Background: The majority of anal cancer is associated with human papillomavirus (HPV) infection, yet little is known about women's risk of acquisition of anal HPV infection.
Methods: Risk factors for the acquisition of anal HPV infection were examined in a longitudinal cohort study of 431 women, via repeated measurement of HPV DNA.

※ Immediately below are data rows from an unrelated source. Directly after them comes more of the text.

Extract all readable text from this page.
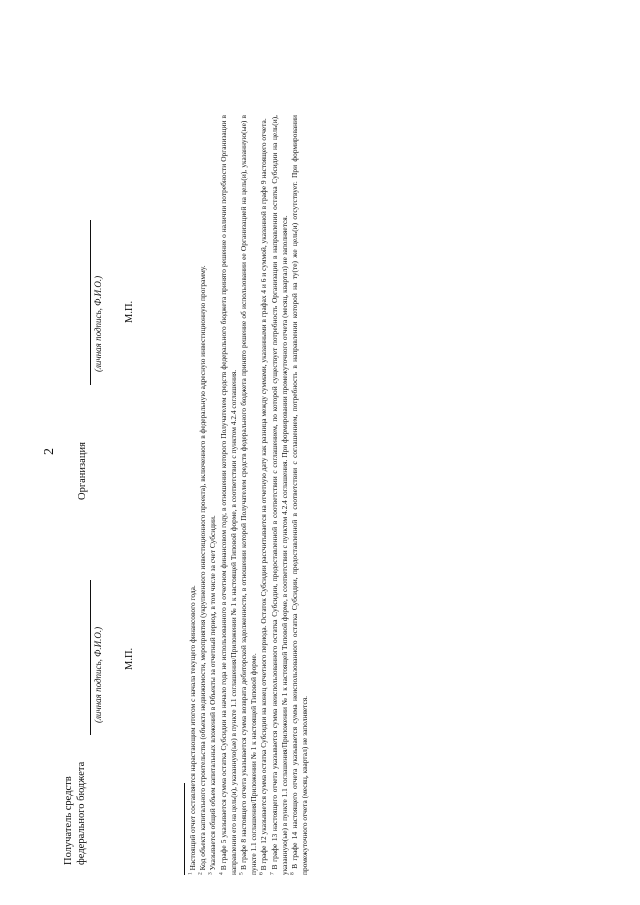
2
Получатель средств федерального бюджета
(личная подпись, Ф.И.О.) М.П.
Организация
(личная подпись, Ф.И.О.) М.П.

$^1$ Настоящий отчет составляется нарастающим итогом с начала текущего финансового года.

$^2$ Код объекта капитального строительства (объекта недвижимости, мероприятия (укрупненного инвестиционного проекта), включенного в федеральную адресную инвестиционную программу.

$^3$ Указывается общий объем капитальных вложений в Объекты за отчетный период, в том числе за счет Субсидии.

$^4$ В графе 5 указывается сумма остатка Субсидии на начало года не использованного в отчетном финансовом году, в отношении которого Получателем средств федерального бюджета принято решение о наличии потребности Организации в направлении его на цель(и), указанную(ые) в пункте 1.1 соглашения/Приложении № 1 к настоящей Типовой форме, в соответствии с пунктом 4.2.4 соглашения. $^5$ В графе 8 настоящего отчета указывается сумма возврата дебиторской задолженности, в отношении которой Получателем средств федерального бюджета принято решение об использовании ее Организацией на цель(и), указанную(ые) в пункте 1.1 соглашения/Приложении № 1 к настоящей Типовой форме. $^6$ В графе 12 указывается сумма остатка Субсидии на конец отчетного периода. Остаток Субсидии рассчитывается на отчетную дату как разница между суммами, указанными в графах 4 и 6 и суммой, указанной в графе 9 настоящего отчета.

$^7$ В графе 13 настоящего отчета указывается сумма неиспользованного остатка Субсидии, предоставленной в соответствии с соглашением, по которой существует потребность Организации в направлении остатка Субсидии на цель(и), указанную(ые) в пункте 1.1 соглашения/Приложении № 1 к настоящей Типовой форме, в соответствии с пунктом 4.2.4 соглашения. При формировании промежуточного отчета (месяц, квартал) не заполняется. $^8$ В графе 14 настоящего отчета указывается сумма неиспользованного остатка Субсидии, предоставленной в соответствии с соглашением, потребность в направлении которой на ту(те) же цель(и) отсутствует. При формировании промежуточного отчета (месяц, квартал) не заполняется.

Results: Seventy percent of women were positive for anal HPV infection at one or more clinic visits from baseline through a follow-up period that averaged 1.3 years. The incidence of a high-risk (HR) infection was 19.5 (95% confidence interval [CI], 16.0-23.6) per 1000 woman-months. The most common incident HR HPV types were HPV-53, -52 and -16. The presence of an HR anal HPV infection at baseline increased the risk of an incident anal infection by 65%. Baseline HR cervical HPV infection also predicted the acquisition of an HR anal HPV infection (odds ratio, 1.81 [95% CI, 1.09-3.02]). Nonviral risk factors for acquisition of HR HPV infection included younger age, lower socioeconomic status, greater lifetime number of sexual partners, past use of hormones, and condom use.
Conclusions: The results of this study suggest that women's risk of anal HPV infection is as common as their risk of cervical HPV infection.